While doing some archival research recently, I came across Zachariah Brigden’s diary from the late 18th century.
A Boston silversmith, Brigden kept detailed accounts of all of his personal expenses like food, alcohol, furniture and clothing. As I examined Brigden’s receipts for clothing, I noticed that he paid to repair almost just as many clothes as he purchased.
This got me thinking — we simply don’t do this anymore. Today, we’re more likely to throw away a sweater with a hole in it rather than mend it, or toss a pair of shoes that have a worn sole.
With the dragging economy and another winter on its way, perhaps you can save some money this season by repairing and upgrading clothes you already own rather than rushing out to spend more money on clothes you probably don’t need. We don’t live in 18th century Boston, but that doesn’t mean we can’t take some fashion advice from our forefathers.
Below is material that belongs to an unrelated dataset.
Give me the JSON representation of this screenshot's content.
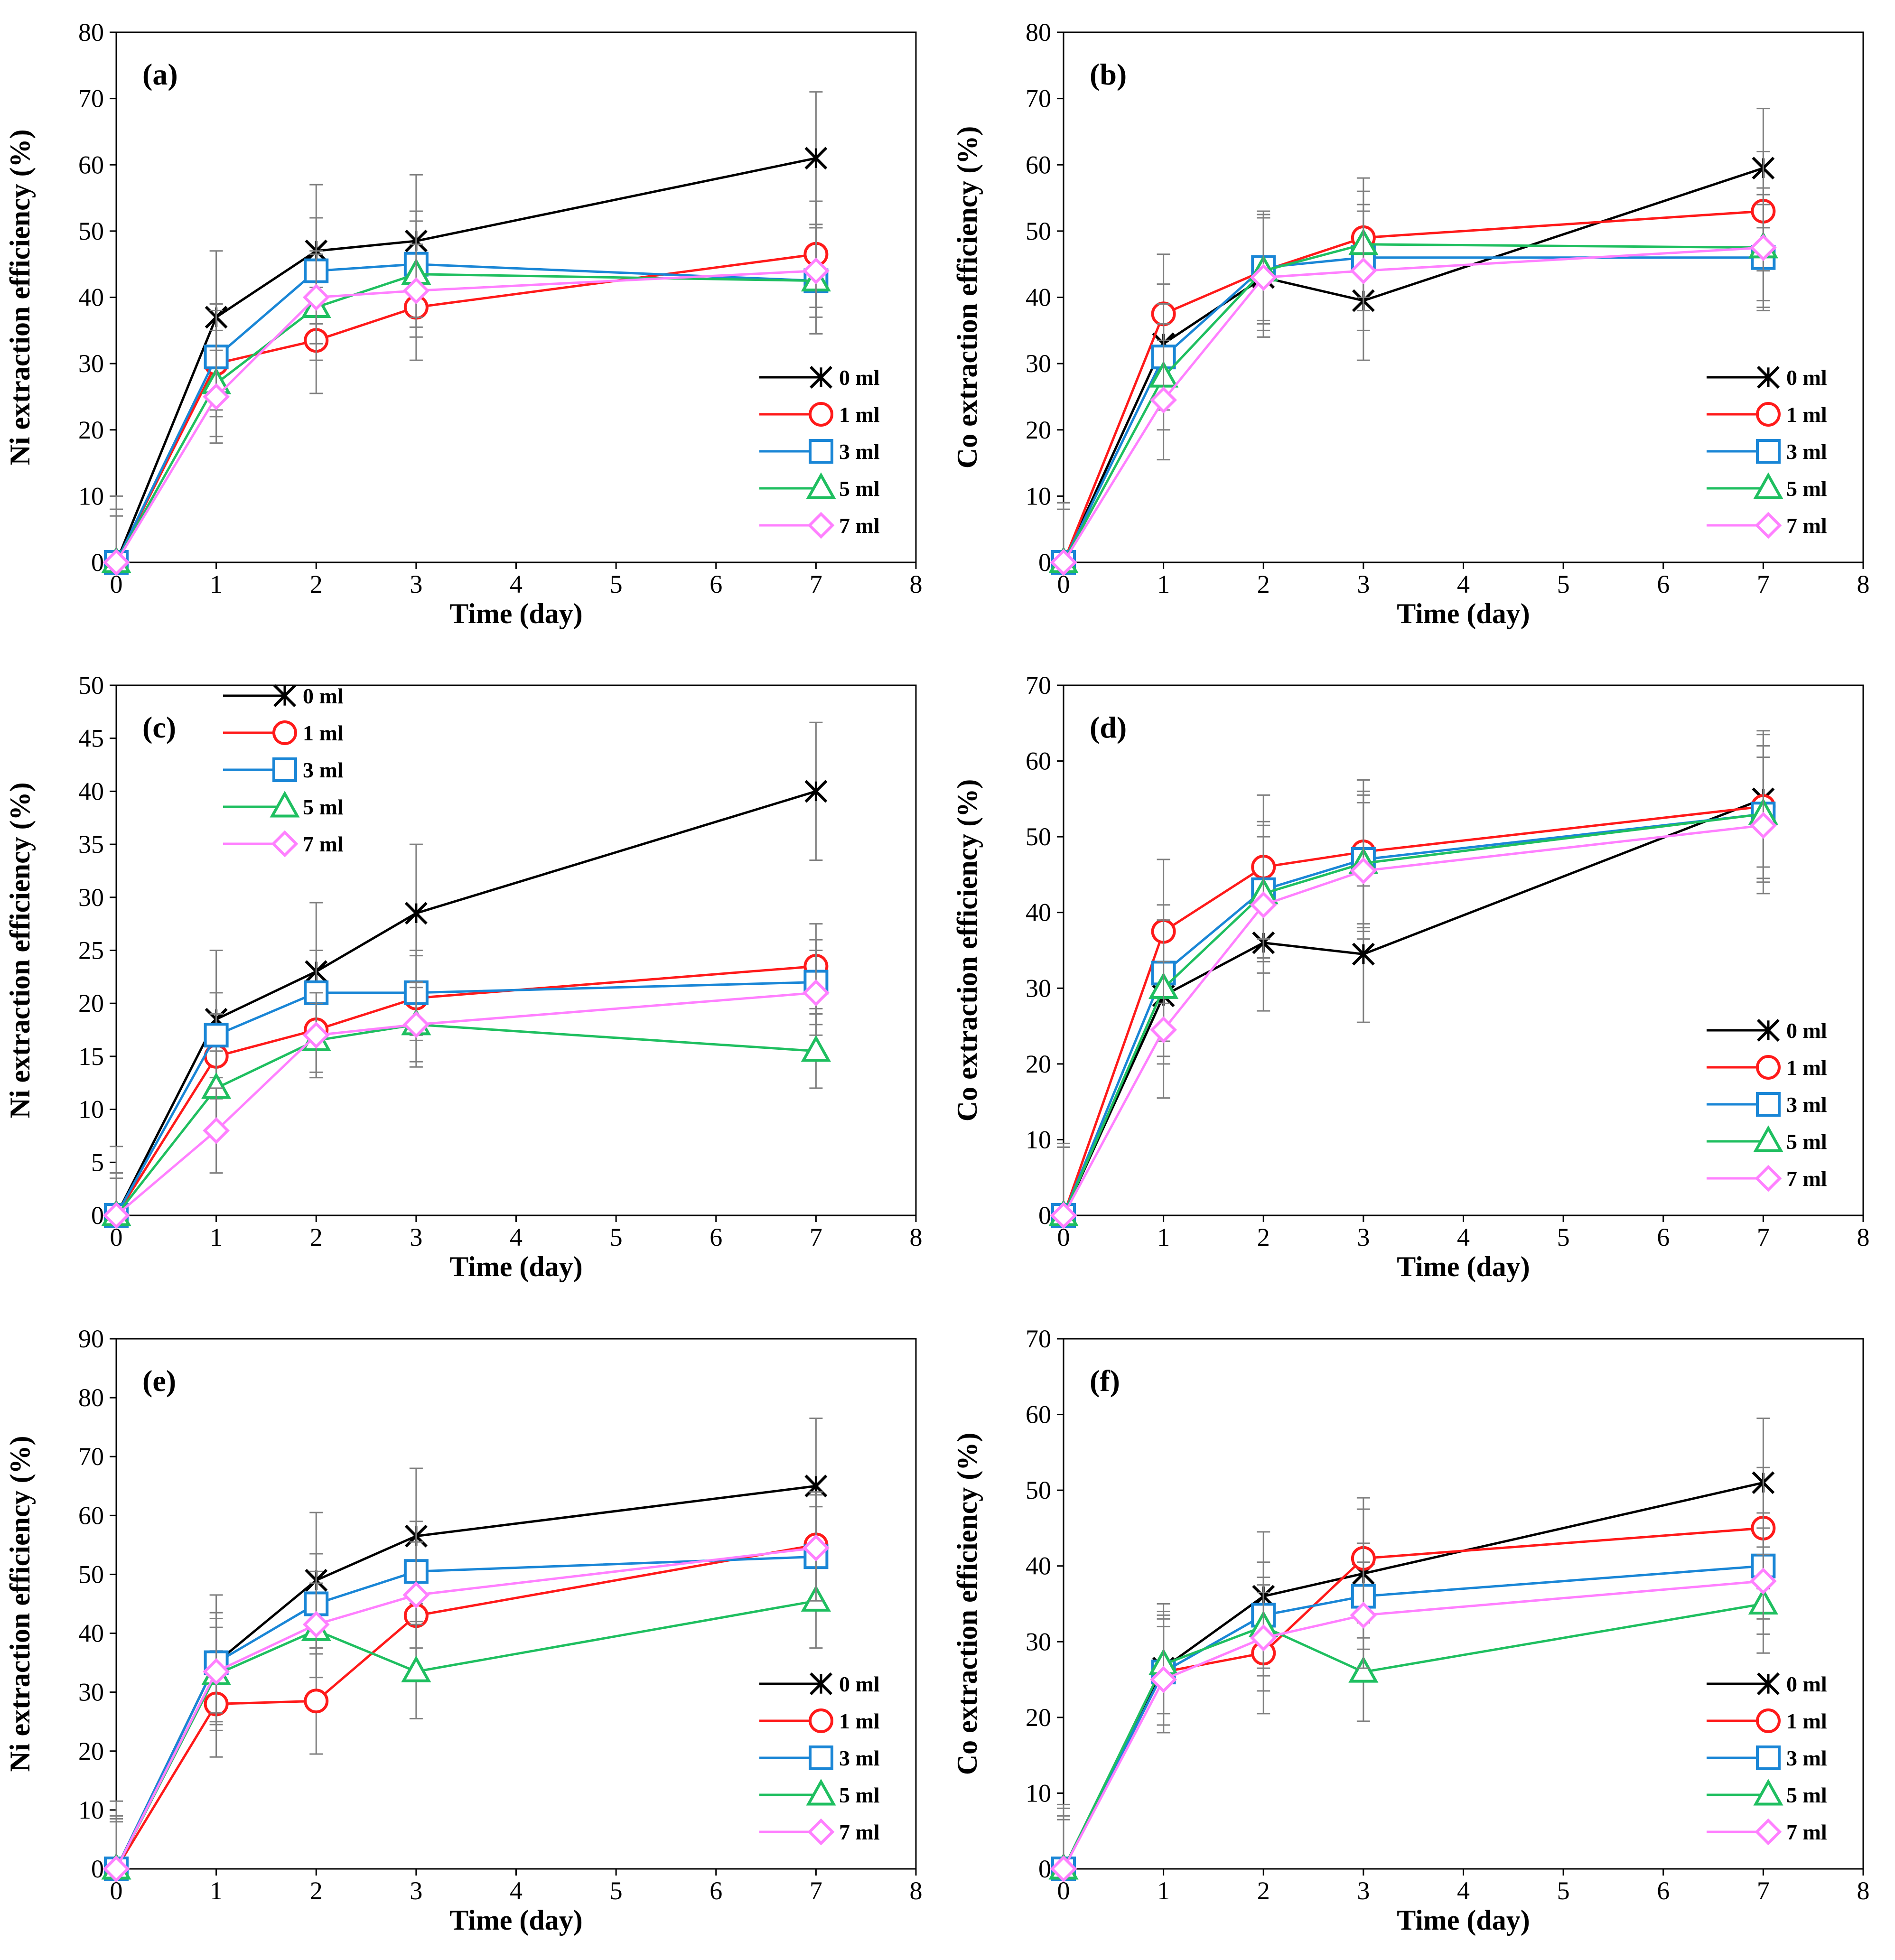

A trip to the tailor, for many men, has fallen to the wayside. I think too many see taking something to the tailor as a hassle or simply unnecessary. We buy a shirt or sweater that doesn’t fit right, let it sit in our closet for a few months without ever wearing it, and then donate it and buy another one.
It doesn’t have to be like this. For around $15, you can have a local Lawrence tailor take the body of that ballooning sweater in or shorten the sleeves of your droopy dress shirt.
But the magic doesn’t stop there. Many tailors also have serger machines that can patch up tattered jeans and are skilled artisans who can mend small holes in tops or bottoms. In short, a tailor should still be a go-to for anyone wanting to make the most of their clothes.
Like our friend Zachariah Brigden, you should also make the most of your local shoe repair shop. Just because the soles are wearing out on your favorite lace-ups doesn’t necessarily mean their life has come to an end. Most shoes can be quite easily resoled for a fraction of the cost of a new pair. Cobblers can also restitch and/or reglue problem areas, or even slap a leather patch over a blown-out side.
Not only will repairing your good old pair of broken-in shoes save you money but it will also help you avoid the hassle of finding another good buy.
But your smart resourcing doesn’t have to stop with tailors and cobblers. Often, you can make small repairs to your clothes yourself. A needle and some thread work just as well now as they did in the 18th century. Repairing your clothes yourself can give you a sense of pride in what you’re wearing, a feeling of possession and thrift. Even more, a patch here or there can give your clothes that personalized, worn-in look that you simply can’t purchase. If you find yourself wary to take on this task, there are hundreds of websites devoted to repairing your own garments on the Internet.
So, as the days get colder, take a hint from history and consider going to your tailor or cobbler before you go to the Gap.